Dass alles den Bach runtergehen wird, ist von Anfang an klar. Während von Keith noch halb München zum Narren hält und Gott und die Welt glauben machen will, sein geplanter »Feenpalast«, ein zum Vergnügungs-Center ausgebautes Mega-Theater, sei »so gut wie gesichert«, ahnen die LeserInnen längst: Das Projekt wird vor die Wand gefahren. So viel deutet nämlich schon der Umschlagtext an. Dem Lesevergnügen schadet das nicht; unser Informationsvorsprung gegenüber manchen Figuren erweist sich als hervorragendes Vehikel, um Komik zu maximieren. Beispielsweise stellt von Keith seinen Bekannten: Schauspielerinnen, Sängerinnen, Laien, die sich bei näherer Betrachtung allesamt als künstlerische Nichtsnutze erweisen, lukrative Engagements in Aussicht. Wäre doch gelacht, wenn die sich nicht kurzerhand zu Stars ausbilden ließen ‒ so lautet die auf Größenwahn und grenzenloser Naivität fußende Idee, die ihn zu versprechen drängt: »Ich schwöre Ihnen, meine Göttinnen, daß wir ohne Sie den Feenpalast nicht eröffnen werden!« Mit vollen Händen wirft er einem erfolglosen Komponisten einen Vorschuss in den Rachen. Das Geld hat von Keith seinem wohlhabenden Kumpel Ernst Scholz aus dem Kreuz geleiert. Spätestens hier wird unübersehbar, auf welch wackligen Füßen das Vorhaben steht. Für die Träumer unter den Figuren hingegen steht die Erkenntnis noch aus.

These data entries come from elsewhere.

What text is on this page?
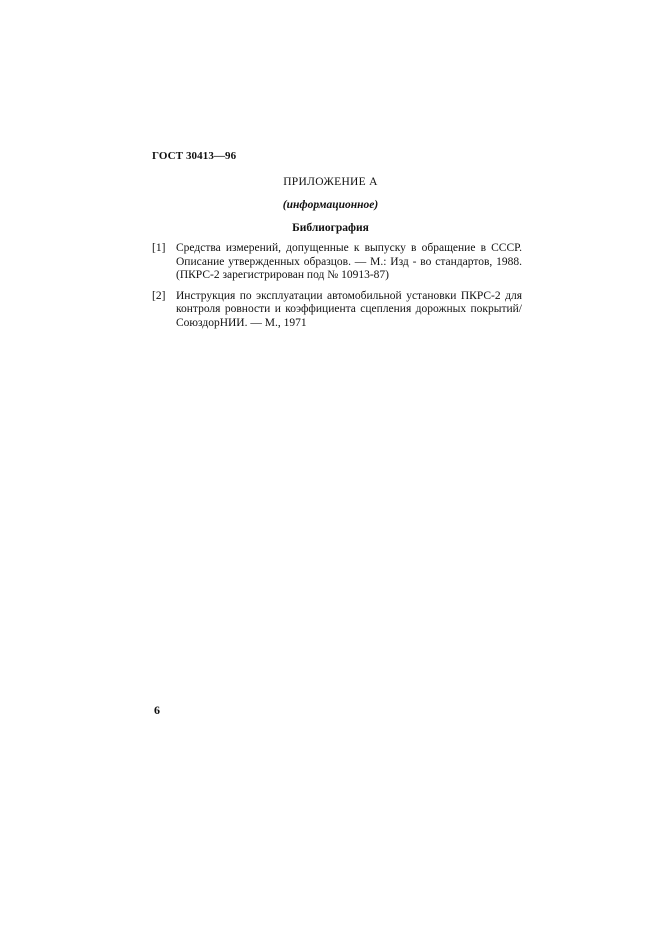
ГОСТ 30413—96
ПРИЛОЖЕНИЕ А
(информационное)
Библиография
[1] Средства измерений, допущенные к выпуску в обращение в СССР. Описание утвержденных образцов. — М.: Изд - во стандартов, 1988. (ПКРС-2 зарегистрирован под № 10913-87)
[2] Инструкция по эксплуатации автомобильной установки ПКРС-2 для контроля ровности и коэффициента сцепления дорожных покрытий/СоюздорНИИ. — М., 1971
6
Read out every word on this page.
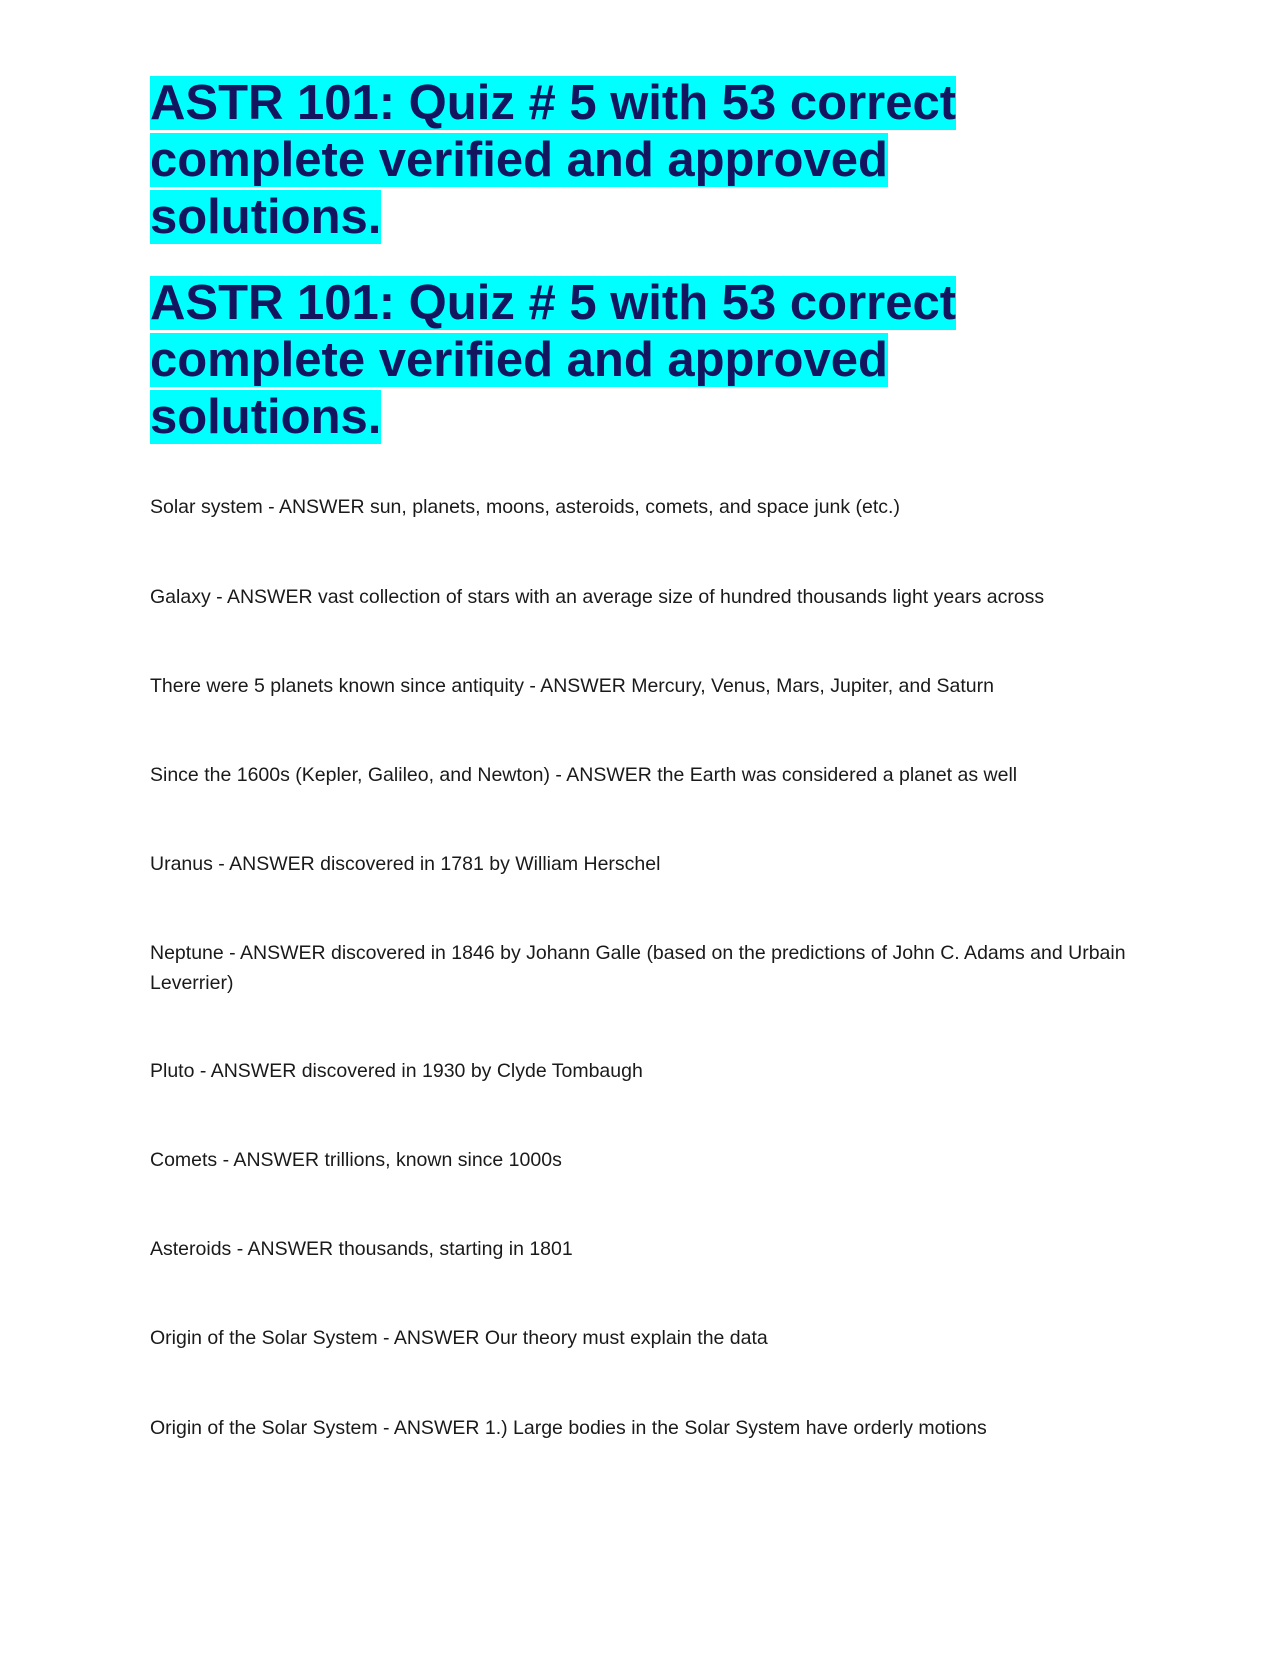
ASTR 101: Quiz # 5 with 53 correct complete verified and approved solutions.
ASTR 101: Quiz # 5 with 53 correct complete verified and approved solutions.

Solar system - ANSWER sun, planets, moons, asteroids, comets, and space junk (etc.)

Galaxy - ANSWER vast collection of stars with an average size of hundred thousands light years across

There were 5 planets known since antiquity - ANSWER Mercury, Venus, Mars, Jupiter, and Saturn

Since the 1600s (Kepler, Galileo, and Newton) - ANSWER the Earth was considered a planet as well

Uranus - ANSWER discovered in 1781 by William Herschel

Neptune - ANSWER discovered in 1846 by Johann Galle (based on the predictions of John C. Adams and Urbain Leverrier)

Pluto - ANSWER discovered in 1930 by Clyde Tombaugh

Comets - ANSWER trillions, known since 1000s

Asteroids - ANSWER thousands, starting in 1801

Origin of the Solar System - ANSWER Our theory must explain the data

Origin of the Solar System - ANSWER 1.) Large bodies in the Solar System have orderly motions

Von Keith inszeniert sich als Aufsteiger, dem der niederen Herkunft wegen besonders viel an Ehrlichkeit liege. Zwar ging schon beim Erwerb seines Adelstitels nicht alles mit rechten Dingen zu, doch für die meisten ist längst Gras darüber gewachsen. Kaum jemand hält ihn nicht für einen Krösus, und damit das so bleibt und alle brav die Füße stillhalten, lässt er sich schon zum Frühstück Kaviar, Austern und Champagner servieren. Weitestgehend unbemerkt kreist indessen über seinem Dach der Pleitegeier. Nicht einmal für die Miete genügen seine Einkünfte. Nur seine zusehends in Kummer versinkende Gattin Molly bekommt mit, wie unergiebig sämtliche Versuche sind, an Kohle zu kommen. Für Gemälde, die von Keith verkaufen will, findet er keine Abnehmer. Artikel, die er bei Redaktionen einreicht, scheinen unter aller Sau zu sein, räumt er doch selber ein, dass er lieber flugs etwas aufs Papier hudelt, statt sorgfältig zu formulieren.

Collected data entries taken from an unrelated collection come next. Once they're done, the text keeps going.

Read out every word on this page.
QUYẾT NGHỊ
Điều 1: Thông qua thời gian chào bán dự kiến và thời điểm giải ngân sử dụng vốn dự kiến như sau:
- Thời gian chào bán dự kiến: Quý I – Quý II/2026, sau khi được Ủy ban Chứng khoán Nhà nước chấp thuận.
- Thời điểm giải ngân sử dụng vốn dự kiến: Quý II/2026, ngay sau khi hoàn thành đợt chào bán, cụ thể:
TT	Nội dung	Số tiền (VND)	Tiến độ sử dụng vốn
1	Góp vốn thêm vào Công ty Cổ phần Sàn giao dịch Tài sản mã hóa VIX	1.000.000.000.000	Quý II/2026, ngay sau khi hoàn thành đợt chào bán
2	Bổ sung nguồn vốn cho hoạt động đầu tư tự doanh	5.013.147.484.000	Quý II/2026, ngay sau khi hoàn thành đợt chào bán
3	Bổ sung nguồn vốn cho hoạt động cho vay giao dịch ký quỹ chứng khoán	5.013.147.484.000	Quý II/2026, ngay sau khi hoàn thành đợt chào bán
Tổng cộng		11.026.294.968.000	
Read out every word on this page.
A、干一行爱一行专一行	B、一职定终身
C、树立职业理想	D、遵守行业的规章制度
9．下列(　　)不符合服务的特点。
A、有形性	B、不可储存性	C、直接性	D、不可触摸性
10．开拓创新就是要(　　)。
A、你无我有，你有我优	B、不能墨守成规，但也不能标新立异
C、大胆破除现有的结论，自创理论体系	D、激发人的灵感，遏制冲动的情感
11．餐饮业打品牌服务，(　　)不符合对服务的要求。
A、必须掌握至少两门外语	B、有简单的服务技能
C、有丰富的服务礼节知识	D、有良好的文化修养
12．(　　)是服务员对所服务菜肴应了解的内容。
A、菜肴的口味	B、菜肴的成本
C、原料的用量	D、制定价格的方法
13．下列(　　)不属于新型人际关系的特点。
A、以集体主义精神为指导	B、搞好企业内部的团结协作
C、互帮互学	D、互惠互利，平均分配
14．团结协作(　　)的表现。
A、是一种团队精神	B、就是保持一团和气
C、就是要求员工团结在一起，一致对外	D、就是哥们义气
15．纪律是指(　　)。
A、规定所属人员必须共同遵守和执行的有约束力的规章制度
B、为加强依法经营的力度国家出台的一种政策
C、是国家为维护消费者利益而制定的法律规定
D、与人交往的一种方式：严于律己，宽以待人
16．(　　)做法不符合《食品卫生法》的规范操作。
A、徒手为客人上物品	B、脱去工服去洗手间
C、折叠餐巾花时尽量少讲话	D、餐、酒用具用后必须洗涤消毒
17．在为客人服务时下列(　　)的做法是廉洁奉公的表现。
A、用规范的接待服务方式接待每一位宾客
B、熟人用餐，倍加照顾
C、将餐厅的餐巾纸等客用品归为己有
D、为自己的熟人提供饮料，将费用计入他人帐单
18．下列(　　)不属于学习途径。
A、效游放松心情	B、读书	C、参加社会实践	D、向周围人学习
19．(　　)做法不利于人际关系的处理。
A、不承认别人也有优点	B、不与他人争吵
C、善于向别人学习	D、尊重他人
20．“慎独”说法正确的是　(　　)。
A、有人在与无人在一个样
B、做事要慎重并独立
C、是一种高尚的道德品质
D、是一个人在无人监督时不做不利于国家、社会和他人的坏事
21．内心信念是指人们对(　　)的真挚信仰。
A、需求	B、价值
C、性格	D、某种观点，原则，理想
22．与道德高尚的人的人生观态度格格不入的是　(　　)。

Während Molly unter seiner vorgetäuschten Omnipotenz zerbricht, behauptet er anderen gegenüber großspurig: »Ich treibe Kunsthandel, ich habe eine Zeitungskorrespondenz, eine Konzertagentur«. Und Scholz wickelt er mit jeder Menge Optimismus um den Finger. Trickreich weist von Keith zunächst alle Angebote des Freundes, ihn finanziell zu unterstützen, zurück ‒ doch nur, damit schon bald die falsche Bescheidenheit einem ungezügelten Anspruchsdenken weichen kann. Fortan bestärkt er Scholz in dessen Glauben, dass er der Allgemeinheit einen unschätzbaren Dienst erweist, wenn er Unmengen an Geld zum »Feenpalast«-Projekt beisteuert.

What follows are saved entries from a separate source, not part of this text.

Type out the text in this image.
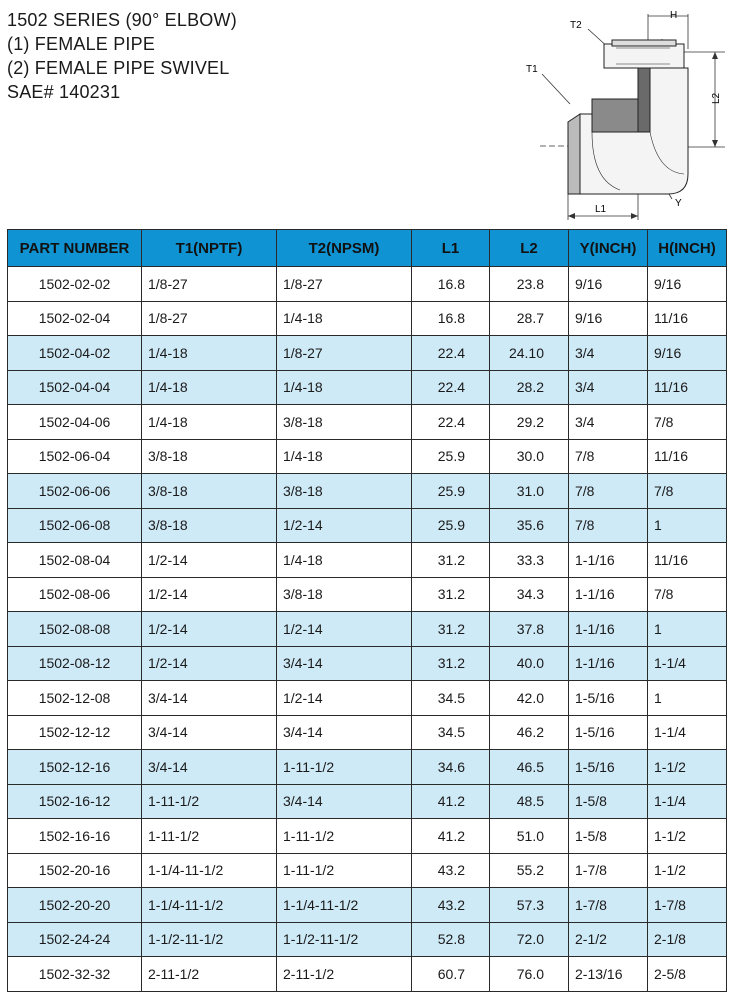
1502 SERIES (90° ELBOW)
(1) FEMALE PIPE
(2) FEMALE PIPE SWIVEL
SAE# 140231
T2
H
T1
L2
L1
Y
PART NUMBER	T1(NPTF)	T2(NPSM)	L1	L2	Y(INCH)	H(INCH)
1502-02-02	1/8-27	1/8-27	16.8	23.8	9/16	9/16
1502-02-04	1/8-27	1/4-18	16.8	28.7	9/16	11/16
1502-04-02	1/4-18	1/8-27	22.4	24.10	3/4	9/16
1502-04-04	1/4-18	1/4-18	22.4	28.2	3/4	11/16
1502-04-06	1/4-18	3/8-18	22.4	29.2	3/4	7/8
1502-06-04	3/8-18	1/4-18	25.9	30.0	7/8	11/16
1502-06-06	3/8-18	3/8-18	25.9	31.0	7/8	7/8
1502-06-08	3/8-18	1/2-14	25.9	35.6	7/8	1
1502-08-04	1/2-14	1/4-18	31.2	33.3	1-1/16	11/16
1502-08-06	1/2-14	3/8-18	31.2	34.3	1-1/16	7/8
1502-08-08	1/2-14	1/2-14	31.2	37.8	1-1/16	1
1502-08-12	1/2-14	3/4-14	31.2	40.0	1-1/16	1-1/4
1502-12-08	3/4-14	1/2-14	34.5	42.0	1-5/16	1
1502-12-12	3/4-14	3/4-14	34.5	46.2	1-5/16	1-1/4
1502-12-16	3/4-14	1-11-1/2	34.6	46.5	1-5/16	1-1/2
1502-16-12	1-11-1/2	3/4-14	41.2	48.5	1-5/8	1-1/4
1502-16-16	1-11-1/2	1-11-1/2	41.2	51.0	1-5/8	1-1/2
1502-20-16	1-1/4-11-1/2	1-11-1/2	43.2	55.2	1-7/8	1-1/2
1502-20-20	1-1/4-11-1/2	1-1/4-11-1/2	43.2	57.3	1-7/8	1-7/8
1502-24-24	1-1/2-11-1/2	1-1/2-11-1/2	52.8	72.0	2-1/2	2-1/8
1502-32-32	2-11-1/2	2-11-1/2	60.7	76.0	2-13/16	2-5/8
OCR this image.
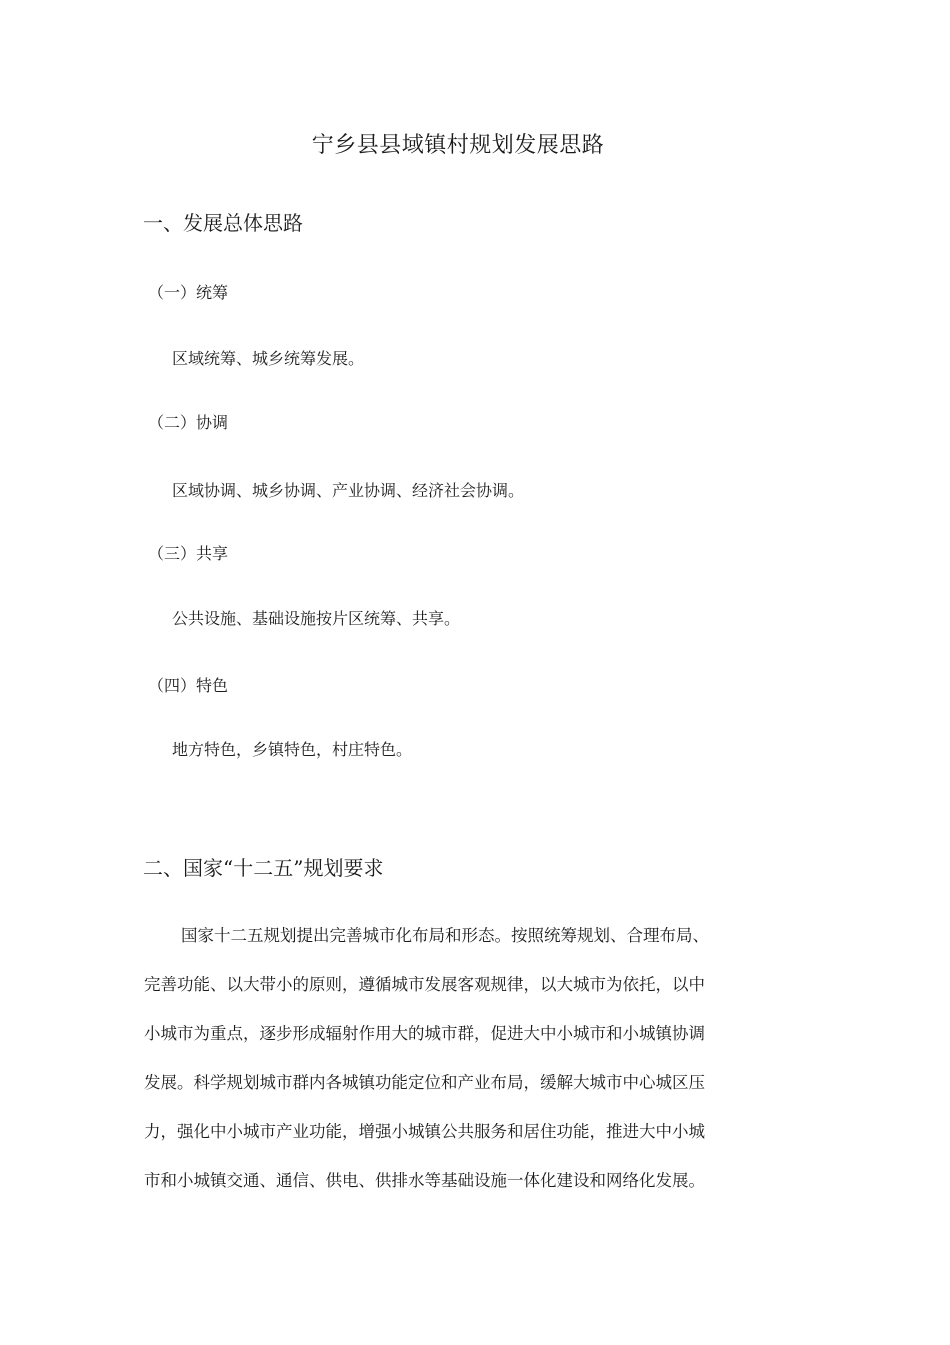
宁乡县县域镇村规划发展思路
一、发展总体思路
（一）统筹
区域统筹、城乡统筹发展。
（二）协调
区域协调、城乡协调、产业协调、经济社会协调。
（三）共享
公共设施、基础设施按片区统筹、共享。
（四）特色
地方特色，乡镇特色，村庄特色。
二、国家“十二五”规划要求
国家十二五规划提出完善城市化布局和形态。按照统筹规划、合理布局、
完善功能、以大带小的原则，遵循城市发展客观规律，以大城市为依托，以中
小城市为重点，逐步形成辐射作用大的城市群，促进大中小城市和小城镇协调
发展。科学规划城市群内各城镇功能定位和产业布局，缓解大城市中心城区压
力，强化中小城市产业功能，增强小城镇公共服务和居住功能，推进大中小城
市和小城镇交通、通信、供电、供排水等基础设施一体化建设和网络化发展。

Als die Investoren eines Tages die Geschäftsbücher einsehen wollen und auf Ungereimtheiten stoßen, ist der Gipfel der Tragik allmählich erreicht. Trotz allem verlangt der Möchtegern-Marquis, Scholz solle gefälligst weitere kürzlich in Aussicht gestellte »zehn- oder zwanzigtausend Mark« oder gerne noch bedeutend mehr in das Fass ohne Boden pumpen. Sehenden Auges rennt von Keith ins offene Messer. Etliche Vertraute droht er mit ins Unglück zu reißen. Aber nicht einmal die kommenden Katastrophen stimmen ihn reumütig. Verbissen hält er an seinem nicht allzu cleveren Lebenswandel fest. Was einzig für ihn einen Sinn ergibt, ist und bleibt die Jagd nach Zaster.

Alle gegen alle

»Je höher ich gelange, desto vertrauensvoller kommt man mir entgegen«, so lautete bis dato das Prinzip, das von Keith sich zunutze machte. Damit dockt das Stück an eine Tradition der Hochstapler-Literatur an, die von Vorbildern wie Gottfried Kellers Kleider machen Leute geprägt ist. Der Irrsinn, ein jedes nachvollziehbare Maß sprengendes Vertrauen allein aufgrund des schönen Scheins vorzuschießen, greift auch dort epidemisch um sich. Auch bei Keller sorgt er für Komik. Nur finden die dortigen Ereignisse rund um die deutlich weniger von Eigennutz getriebene Hauptfigur Strapinski ein friedlicheres Ende als bei Wedekind, wo sich von Keith aus Egoismus regelrecht eine Religion zusammenspinnt. Bei Wedekind kämpfen alle gegen alle. Von Keith ist nur der windigste unter lauter Luftschloss-Architekten. Abseits des Hauptkonflikts um den »Feenpalast« leisten sich die Figuren diverse Nebenkriegsschauplätze. Vor allem wenn es um die Liebe geht, gönnen sie sich keine Geländegewinne. Lieber zerstören sie einander sämtliche Illusionen. Wer konfliktträchtiges Drama verehrt, kommt also voll auf seine Kosten.

Buch


Frank Wedekind
Der Marquis von Keith
Wallstein Verlag 2018
152 Seiten, 16€

 
 

Leider sind aus Wedekinds vielseitigem Gesamtwerk nur wenige Kostbarkeiten dauerhaft im kulturellen Gedächtnis der Öffentlichkeit verankert geblieben. Bekannt ist vor allem noch das regelmäßig im Schulunterricht gelesene Pubertäts-Schauspiel Frühlings Erwachen. »Der Großteil des Œuvres aber, die zahlreichen Dramen, die Lyrik […] und ein recht umfangreiches Prosawerk, ganz zu schweigen von den zu Lebzeiten unveröffentlicht gebliebenen Texten, scheint derzeit weder im Bewusstsein der literarisch interessierten Öffentlichkeit noch in der Forschung präsent. Dabei liegt das Werk des Autors inzwischen in einer kritischen Gesamtausgabe vor«1, so konstatiert Ariane Martin, die Leiterin der Editions- und Forschungsstelle Frank Wedekind an der Uni Mainz.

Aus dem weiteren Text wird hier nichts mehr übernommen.